Boston worked on ways to do that Friday, getting a crash course in the techniques to make it possible.

"Sometimes you maybe lose that instinct around the net; getting traffic, getting there and bearing down," forward Michael Ryder said. "That's what we worked on today, making sure we get traffic, get shots and find the back of the net and give us some confidence."

Now they just have to apply the elbow grease and the mental fortitude to make those lessons a reality in Game 2.

Montreal makes the task of getting into the slot all the more difficult by asking its forwards to also collapse into the slot and help form a defensive umbrella around the goalie. Thursday, it was not uncommon to see four Canadiens standing within five feet of Carey Price virtually every time Boston took a shot.

"They got a lot of big strong d-men and they really push guys out in front of the net," Marchand said. "I think they know if they do that, then Carey is going to save the puck. You really have to work to get around their d-men to battle to stay in front there."

To a man, the Bruins agree hard work will be the key.

"I think they try to box you out and not let guys get in front," Ryder said. "They try to let Price see that shot because he is going to save them most of the time. I think what they try to do is not let guys get there and get the rebounds.

"They did a good job of that last night, and we have to make sure we battle through that. It's all about work and a desire to get there. I just don't think we did a good enough job doing that last night, getting to the net."

While it is mostly about desire when it comes to breaching Montreal's protective wall around Price, it also has to have a tactical element.

The Bruins can't just hammer away from the points as they did in Game 1. Montreal willingly allowed the long-range shot -- believing, rightly, that their defensive posture would allow Price to play to his strengths.

"No, you have to make sure somebody is in front of the net," Boston defenseman Dennis Seidenberg said.

Expect to see Boston be more strategic with the placement of their dump-ins Saturday night, hoping to put the Montreal defense under more duress on the forecheck.

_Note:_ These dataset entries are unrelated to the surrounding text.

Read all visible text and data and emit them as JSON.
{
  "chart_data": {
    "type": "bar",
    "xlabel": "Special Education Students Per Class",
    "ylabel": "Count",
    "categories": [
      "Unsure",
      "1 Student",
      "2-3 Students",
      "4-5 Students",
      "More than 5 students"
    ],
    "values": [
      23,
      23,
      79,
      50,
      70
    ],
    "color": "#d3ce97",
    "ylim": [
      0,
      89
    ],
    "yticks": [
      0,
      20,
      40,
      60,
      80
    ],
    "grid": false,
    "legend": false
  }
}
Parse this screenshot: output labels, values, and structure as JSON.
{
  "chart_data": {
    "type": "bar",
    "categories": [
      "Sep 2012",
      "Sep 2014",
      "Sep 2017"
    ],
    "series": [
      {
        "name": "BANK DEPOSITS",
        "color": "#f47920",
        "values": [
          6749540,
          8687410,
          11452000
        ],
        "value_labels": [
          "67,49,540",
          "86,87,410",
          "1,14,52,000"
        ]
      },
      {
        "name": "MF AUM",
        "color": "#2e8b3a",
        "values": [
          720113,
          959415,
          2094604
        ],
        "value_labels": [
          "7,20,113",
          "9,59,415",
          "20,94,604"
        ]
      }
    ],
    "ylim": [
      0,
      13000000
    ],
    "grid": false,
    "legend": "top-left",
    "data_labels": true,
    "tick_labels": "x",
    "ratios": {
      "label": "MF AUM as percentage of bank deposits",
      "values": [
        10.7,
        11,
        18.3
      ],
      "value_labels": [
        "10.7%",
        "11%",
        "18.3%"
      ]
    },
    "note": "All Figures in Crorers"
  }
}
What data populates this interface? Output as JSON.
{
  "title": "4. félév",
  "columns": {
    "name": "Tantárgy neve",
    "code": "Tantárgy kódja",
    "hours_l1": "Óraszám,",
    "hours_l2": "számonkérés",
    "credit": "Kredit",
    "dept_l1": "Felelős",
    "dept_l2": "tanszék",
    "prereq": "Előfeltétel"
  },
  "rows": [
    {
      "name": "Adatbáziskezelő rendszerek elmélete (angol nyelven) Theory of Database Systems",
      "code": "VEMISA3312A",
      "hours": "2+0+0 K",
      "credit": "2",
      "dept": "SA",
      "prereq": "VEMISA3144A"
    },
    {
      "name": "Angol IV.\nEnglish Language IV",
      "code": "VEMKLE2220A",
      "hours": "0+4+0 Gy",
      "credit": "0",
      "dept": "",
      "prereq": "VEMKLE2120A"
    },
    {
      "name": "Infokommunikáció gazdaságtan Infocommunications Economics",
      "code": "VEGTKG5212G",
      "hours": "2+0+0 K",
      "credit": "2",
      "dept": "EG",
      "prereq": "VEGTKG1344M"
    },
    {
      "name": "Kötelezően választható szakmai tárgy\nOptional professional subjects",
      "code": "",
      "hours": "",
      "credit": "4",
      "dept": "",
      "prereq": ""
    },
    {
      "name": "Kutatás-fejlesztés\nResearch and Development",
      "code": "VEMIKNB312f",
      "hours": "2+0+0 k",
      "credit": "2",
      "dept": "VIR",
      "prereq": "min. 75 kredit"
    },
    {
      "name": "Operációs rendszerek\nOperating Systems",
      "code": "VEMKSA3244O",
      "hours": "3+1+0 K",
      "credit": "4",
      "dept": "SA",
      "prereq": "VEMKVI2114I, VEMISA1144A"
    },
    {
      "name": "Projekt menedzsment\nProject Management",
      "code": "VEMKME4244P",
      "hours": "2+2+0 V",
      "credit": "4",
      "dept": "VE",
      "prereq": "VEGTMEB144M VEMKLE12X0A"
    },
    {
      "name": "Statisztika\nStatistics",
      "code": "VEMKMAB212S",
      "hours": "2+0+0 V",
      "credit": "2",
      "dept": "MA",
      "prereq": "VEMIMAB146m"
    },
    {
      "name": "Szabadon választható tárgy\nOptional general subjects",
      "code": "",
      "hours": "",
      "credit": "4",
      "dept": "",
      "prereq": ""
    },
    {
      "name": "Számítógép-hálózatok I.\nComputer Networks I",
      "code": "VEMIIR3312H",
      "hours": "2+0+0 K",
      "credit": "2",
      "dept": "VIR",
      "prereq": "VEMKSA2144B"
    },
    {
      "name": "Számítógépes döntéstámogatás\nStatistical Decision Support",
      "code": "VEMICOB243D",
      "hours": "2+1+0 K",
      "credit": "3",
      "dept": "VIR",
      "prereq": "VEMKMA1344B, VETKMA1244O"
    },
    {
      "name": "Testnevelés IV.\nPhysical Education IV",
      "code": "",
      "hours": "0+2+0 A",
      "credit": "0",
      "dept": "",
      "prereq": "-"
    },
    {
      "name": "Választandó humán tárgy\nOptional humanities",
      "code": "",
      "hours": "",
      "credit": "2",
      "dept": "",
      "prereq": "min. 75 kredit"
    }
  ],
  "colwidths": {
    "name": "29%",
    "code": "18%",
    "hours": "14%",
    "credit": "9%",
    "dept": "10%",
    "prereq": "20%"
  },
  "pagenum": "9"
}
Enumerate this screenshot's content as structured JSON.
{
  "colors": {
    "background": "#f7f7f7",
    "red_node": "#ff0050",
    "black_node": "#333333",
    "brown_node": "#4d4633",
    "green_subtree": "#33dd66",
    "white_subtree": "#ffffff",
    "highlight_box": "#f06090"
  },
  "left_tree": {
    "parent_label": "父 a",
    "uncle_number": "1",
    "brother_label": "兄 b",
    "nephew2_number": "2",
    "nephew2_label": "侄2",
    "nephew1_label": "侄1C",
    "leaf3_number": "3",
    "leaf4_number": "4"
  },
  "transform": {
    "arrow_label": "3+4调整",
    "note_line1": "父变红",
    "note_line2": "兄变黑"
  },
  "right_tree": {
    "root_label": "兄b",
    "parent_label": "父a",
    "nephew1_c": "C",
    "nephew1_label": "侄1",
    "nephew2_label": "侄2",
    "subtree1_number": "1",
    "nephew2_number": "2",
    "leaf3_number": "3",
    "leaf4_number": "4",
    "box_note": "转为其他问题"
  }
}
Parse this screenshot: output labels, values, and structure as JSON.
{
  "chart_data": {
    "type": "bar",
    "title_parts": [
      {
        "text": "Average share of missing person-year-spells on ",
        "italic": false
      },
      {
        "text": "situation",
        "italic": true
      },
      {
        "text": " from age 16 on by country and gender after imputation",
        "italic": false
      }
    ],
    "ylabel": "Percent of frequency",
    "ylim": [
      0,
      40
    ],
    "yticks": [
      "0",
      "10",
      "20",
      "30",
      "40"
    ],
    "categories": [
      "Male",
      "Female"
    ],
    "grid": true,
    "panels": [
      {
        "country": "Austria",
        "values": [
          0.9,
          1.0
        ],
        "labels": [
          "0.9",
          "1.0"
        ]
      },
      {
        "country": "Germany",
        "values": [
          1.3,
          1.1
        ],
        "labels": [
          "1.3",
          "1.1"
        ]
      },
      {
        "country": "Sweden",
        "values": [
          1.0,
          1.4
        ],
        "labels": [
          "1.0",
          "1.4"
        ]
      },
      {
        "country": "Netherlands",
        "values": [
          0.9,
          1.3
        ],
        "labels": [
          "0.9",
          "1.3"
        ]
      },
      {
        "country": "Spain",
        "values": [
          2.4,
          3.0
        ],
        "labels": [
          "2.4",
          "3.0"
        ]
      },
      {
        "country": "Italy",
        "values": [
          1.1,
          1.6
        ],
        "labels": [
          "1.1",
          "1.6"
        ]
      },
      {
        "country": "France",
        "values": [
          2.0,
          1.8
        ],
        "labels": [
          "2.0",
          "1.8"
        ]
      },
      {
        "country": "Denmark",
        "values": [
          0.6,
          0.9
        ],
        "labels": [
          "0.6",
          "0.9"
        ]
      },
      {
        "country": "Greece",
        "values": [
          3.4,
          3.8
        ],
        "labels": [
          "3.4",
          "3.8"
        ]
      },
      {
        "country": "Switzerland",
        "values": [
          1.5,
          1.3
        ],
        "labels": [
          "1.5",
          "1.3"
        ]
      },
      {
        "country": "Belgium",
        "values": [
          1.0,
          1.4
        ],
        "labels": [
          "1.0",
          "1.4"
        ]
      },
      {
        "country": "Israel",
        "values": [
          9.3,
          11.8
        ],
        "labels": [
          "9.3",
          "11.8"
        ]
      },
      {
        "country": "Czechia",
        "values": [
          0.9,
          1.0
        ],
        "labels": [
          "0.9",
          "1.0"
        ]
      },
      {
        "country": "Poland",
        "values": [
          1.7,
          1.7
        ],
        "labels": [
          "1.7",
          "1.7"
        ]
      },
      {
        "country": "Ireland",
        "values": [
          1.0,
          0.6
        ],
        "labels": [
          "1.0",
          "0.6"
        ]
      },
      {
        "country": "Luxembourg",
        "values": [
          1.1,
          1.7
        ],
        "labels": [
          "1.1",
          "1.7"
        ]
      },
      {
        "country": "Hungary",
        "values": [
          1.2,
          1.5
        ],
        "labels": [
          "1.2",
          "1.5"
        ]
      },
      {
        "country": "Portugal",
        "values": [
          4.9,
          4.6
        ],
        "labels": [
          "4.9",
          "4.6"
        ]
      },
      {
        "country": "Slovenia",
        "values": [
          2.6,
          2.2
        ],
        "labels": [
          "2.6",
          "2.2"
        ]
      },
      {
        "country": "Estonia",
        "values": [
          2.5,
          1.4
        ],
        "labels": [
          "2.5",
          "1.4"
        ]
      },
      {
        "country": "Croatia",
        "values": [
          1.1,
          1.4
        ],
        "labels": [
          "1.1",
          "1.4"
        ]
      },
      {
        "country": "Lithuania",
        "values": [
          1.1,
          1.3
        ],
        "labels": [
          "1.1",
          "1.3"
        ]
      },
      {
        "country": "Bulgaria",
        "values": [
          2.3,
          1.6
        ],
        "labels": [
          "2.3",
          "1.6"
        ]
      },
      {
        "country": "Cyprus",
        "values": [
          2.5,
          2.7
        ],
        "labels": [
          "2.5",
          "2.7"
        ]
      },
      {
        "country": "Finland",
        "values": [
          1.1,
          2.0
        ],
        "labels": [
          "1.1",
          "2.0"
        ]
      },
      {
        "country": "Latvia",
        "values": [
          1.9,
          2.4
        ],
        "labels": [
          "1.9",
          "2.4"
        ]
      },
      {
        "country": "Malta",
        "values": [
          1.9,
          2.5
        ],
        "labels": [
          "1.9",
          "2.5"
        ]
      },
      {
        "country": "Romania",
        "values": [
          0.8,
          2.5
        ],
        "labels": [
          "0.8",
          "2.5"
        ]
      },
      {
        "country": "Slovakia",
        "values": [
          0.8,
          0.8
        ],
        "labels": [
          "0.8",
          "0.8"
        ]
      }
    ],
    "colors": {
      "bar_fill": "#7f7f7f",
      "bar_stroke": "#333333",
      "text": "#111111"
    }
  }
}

Thursday night, power forward Milan Lucic talked about his line opting for the dump-in option on more occasions just to disrupt Montreal's suffocating coverage of No. 1 center David Krejci.

"We have to enter the zone better and then once we dump it in, we have to get after it," Seidenberg said. "Once we do that, we have to get pucks to the net and battle. It's always about puck battles and being strong in front of the net."